The show started, and this band-plus-tape song was early in the program. After a long introduction the composer came on stage, and lifted his baton until the tape started playing. He swung along in time for the first 8 bars before the band kicked in. And then, almost immediately, they were completely and irrevocably off from the recording. What a fucking embarrassing disaster. I cringed and squirmed beholding this nightmare. Jeff, who was stuck playing keyboards, had one hand on his ear the whole time to protect his hearing. The poor composer kept swinging his baton as if to mask the disaster unfolding for three seemingly endless minutes. He basically shrugged once it was over and left the stage to the sound of sympathetic applause. E for effort.
I still remember this horror so vividly, and witnessing this traumatic car crash is exactly why I will never, ever perform live with prerecorded backing tracks. But as much as this sucked for everybody else, I suddenly felt a wave of calm relief: there was no way my song will be the worst thing of the evening now. Phew.
My bit came and went. I barely remember it, mostly because it was so incredibly basic. Really just a proof of concept that I can arrange something and get it performed by somebody. I do fondly recall hastily leaving the stage a bundle of nerves, and once out of sight of the audience I collapsed to the ground right there in the wing - sort of a celebratory half-faint. Gravity no longer an issue, I let out a big, big sigh.
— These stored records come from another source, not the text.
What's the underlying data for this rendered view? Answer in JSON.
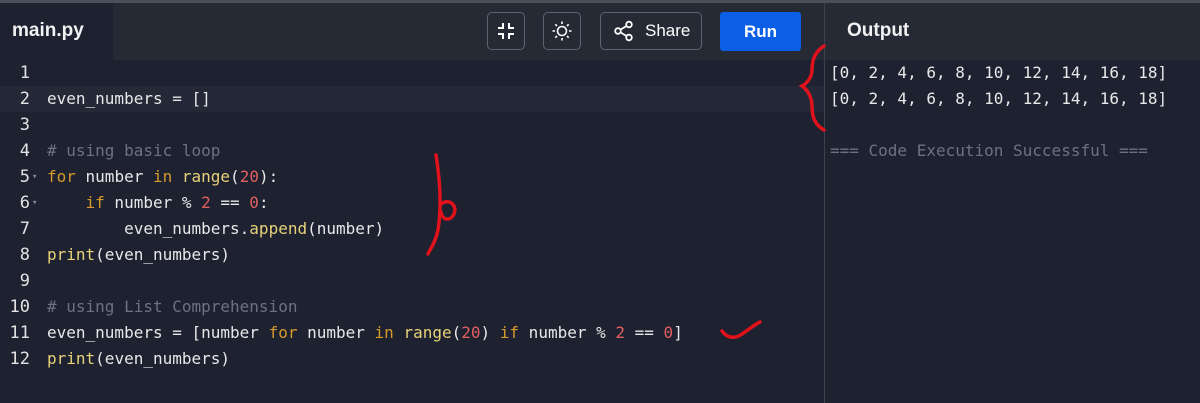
{
  "toolbar": {
    "file_tab": "main.py",
    "share_label": "Share",
    "run_label": "Run",
    "icons": [
      "collapse-icon",
      "theme-icon",
      "share-icon"
    ]
  },
  "output": {
    "title": "Output",
    "lines": [
      "[0, 2, 4, 6, 8, 10, 12, 14, 16, 18]",
      "[0, 2, 4, 6, 8, 10, 12, 14, 16, 18]",
      "",
      "=== Code Execution Successful ==="
    ]
  },
  "editor": {
    "active_line": 2,
    "lines": [
      {
        "n": "1",
        "tokens": []
      },
      {
        "n": "2",
        "tokens": [
          [
            "op",
            "even_numbers = []"
          ]
        ]
      },
      {
        "n": "3",
        "tokens": []
      },
      {
        "n": "4",
        "tokens": [
          [
            "cm",
            "# using basic loop"
          ]
        ]
      },
      {
        "n": "5",
        "fold": true,
        "tokens": [
          [
            "kw",
            "for"
          ],
          [
            "op",
            " number "
          ],
          [
            "kw",
            "in"
          ],
          [
            "op",
            " "
          ],
          [
            "fn",
            "range"
          ],
          [
            "op",
            "("
          ],
          [
            "num",
            "20"
          ],
          [
            "op",
            "):"
          ]
        ]
      },
      {
        "n": "6",
        "fold": true,
        "tokens": [
          [
            "op",
            "    "
          ],
          [
            "kw",
            "if"
          ],
          [
            "op",
            " number % "
          ],
          [
            "num",
            "2"
          ],
          [
            "op",
            " == "
          ],
          [
            "num",
            "0"
          ],
          [
            "op",
            ":"
          ]
        ]
      },
      {
        "n": "7",
        "tokens": [
          [
            "op",
            "        even_numbers."
          ],
          [
            "fn",
            "append"
          ],
          [
            "op",
            "(number)"
          ]
        ]
      },
      {
        "n": "8",
        "tokens": [
          [
            "fn",
            "print"
          ],
          [
            "op",
            "(even_numbers)"
          ]
        ]
      },
      {
        "n": "9",
        "tokens": []
      },
      {
        "n": "10",
        "tokens": [
          [
            "cm",
            "# using List Comprehension"
          ]
        ]
      },
      {
        "n": "11",
        "tokens": [
          [
            "op",
            "even_numbers = [number "
          ],
          [
            "kw",
            "for"
          ],
          [
            "op",
            " number "
          ],
          [
            "kw",
            "in"
          ],
          [
            "op",
            " "
          ],
          [
            "fn",
            "range"
          ],
          [
            "op",
            "("
          ],
          [
            "num",
            "20"
          ],
          [
            "op",
            ") "
          ],
          [
            "kw",
            "if"
          ],
          [
            "op",
            " number % "
          ],
          [
            "num",
            "2"
          ],
          [
            "op",
            " == "
          ],
          [
            "num",
            "0"
          ],
          [
            "op",
            "]"
          ]
        ]
      },
      {
        "n": "12",
        "tokens": [
          [
            "fn",
            "print"
          ],
          [
            "op",
            "(even_numbers)"
          ]
        ]
      }
    ]
  },
  "annotations": {
    "color": "#e0121b",
    "handwritten_text": "6"
  },
  "colors": {
    "run_button": "#0b5ee6",
    "keyword": "#d79a2a",
    "number": "#e06060",
    "function": "#e8d27a",
    "comment": "#6c7282"
  }
}
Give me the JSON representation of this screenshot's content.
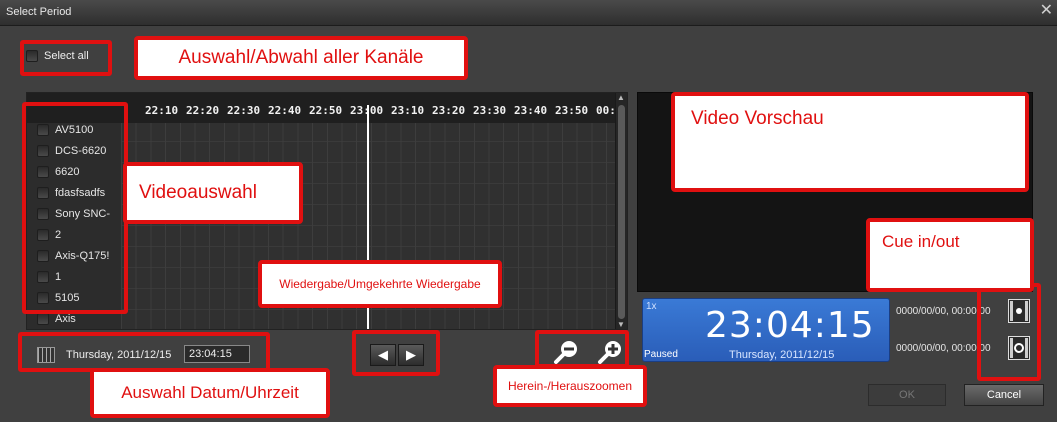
{
  "window": {
    "title": "Select Period",
    "close_glyph": "✕"
  },
  "select_all": {
    "label": "Select all",
    "checked": false
  },
  "timeline": {
    "ticks": [
      "22:10",
      "22:20",
      "22:30",
      "22:40",
      "22:50",
      "23:00",
      "23:10",
      "23:20",
      "23:30",
      "23:40",
      "23:50",
      "00:"
    ],
    "channels": [
      "AV5100",
      "DCS-6620",
      "6620",
      "fdasfsadfs",
      "Sony SNC-",
      "2",
      "Axis-Q175!",
      "1",
      "5105",
      "Axis"
    ]
  },
  "datetime": {
    "date": "Thursday, 2011/12/15",
    "time": "23:04:15",
    "icon": "calendar-icon"
  },
  "playback": {
    "reverse_icon": "reverse-play-icon",
    "forward_icon": "play-icon",
    "reverse_glyph": "◀",
    "forward_glyph": "▶"
  },
  "zoom": {
    "out_icon": "zoom-out-icon",
    "in_icon": "zoom-in-icon"
  },
  "clock": {
    "speed": "1x",
    "time": "23:04:15",
    "status": "Paused",
    "date": "Thursday, 2011/12/15"
  },
  "cue": {
    "in_value": "0000/00/00, 00:00:00",
    "out_value": "0000/00/00, 00:00:00",
    "in_icon": "cue-in-icon",
    "out_icon": "cue-out-icon"
  },
  "buttons": {
    "ok": "OK",
    "cancel": "Cancel"
  },
  "annotations": {
    "select_all": "Auswahl/Abwahl aller Kanäle",
    "preview": "Video Vorschau",
    "video_select": "Videoauswahl",
    "cue": "Cue in/out",
    "playback": "Wiedergabe/Umgekehrte Wiedergabe",
    "datetime": "Auswahl Datum/Uhrzeit",
    "zoom": "Herein-/Herauszoomen"
  },
  "colors": {
    "annotation_red": "#e01010",
    "clock_blue": "#3a7ad6"
  }
}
Jeff's "Sweet Georgia Brown" was of course a highlight of the evening. If it wasn't already settled before, it was settled now: Jeff's a fucking genius. Fine.
But instead of fighting it the rest of my high school career, I made a lateral move to bass guitar, which I already started playing for fun a couple years earlier. Jeff recognized my general musical prowess and happily had me play bass on everything he did. We became a dynamic duo of sorts, performing in the jazz band together, several musicals (high school and professionally outside of school), at various public functions, even in a Bar Mitzvah band. And this is why I still happily bounce between keyboards and bass guitar.
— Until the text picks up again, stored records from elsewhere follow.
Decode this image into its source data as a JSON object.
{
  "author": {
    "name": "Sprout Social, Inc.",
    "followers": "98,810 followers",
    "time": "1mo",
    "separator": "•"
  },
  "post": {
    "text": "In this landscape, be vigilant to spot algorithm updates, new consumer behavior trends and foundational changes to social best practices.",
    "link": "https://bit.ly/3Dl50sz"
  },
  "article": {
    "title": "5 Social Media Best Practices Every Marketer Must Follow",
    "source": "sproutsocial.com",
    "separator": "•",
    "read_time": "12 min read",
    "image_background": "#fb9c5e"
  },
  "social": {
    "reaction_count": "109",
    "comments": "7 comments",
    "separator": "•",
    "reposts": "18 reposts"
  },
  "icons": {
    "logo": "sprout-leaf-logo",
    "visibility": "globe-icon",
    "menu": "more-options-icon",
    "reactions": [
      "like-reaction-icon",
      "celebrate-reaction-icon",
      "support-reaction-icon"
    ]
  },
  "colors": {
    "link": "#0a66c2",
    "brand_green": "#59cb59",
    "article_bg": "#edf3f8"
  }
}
Oh, and I did another arrangement the following year. Instead of cobbling together another original, I followed Jeff's lead and reworked a classic for the jazz ensemble: "Abacab" by Genesis. Gawd I'm such a dork.
Welcome to Dork World, Matt! In HS I put together a band that included members of the stage band and mixed with other friends and called it The Musk Floral Ensemble; very Zappa inspired but also, let's just say, not quite fully formed. In some ways my writing had the same or similar identity to the way it is now. We put on a special one hour concert for the school and parents, which was pretty well received. Next year, the Steve Kirk Band played a piece of mine called "Thought Patterns Of A Psychotic Nun"; an instrumental - very Spinal Tap in a shoot-yourself -in-the-foot kind of way. We were asked not to announce the name at the concert, which included performances by other students as well. This was all to be recorded and released as commemorative vinyl. Of course we did announce the title of the song, got righteously scolded for it, and guess what? No "Thought Patterns Of A Psychotic Nun" on the record. Ha ha, we showed them!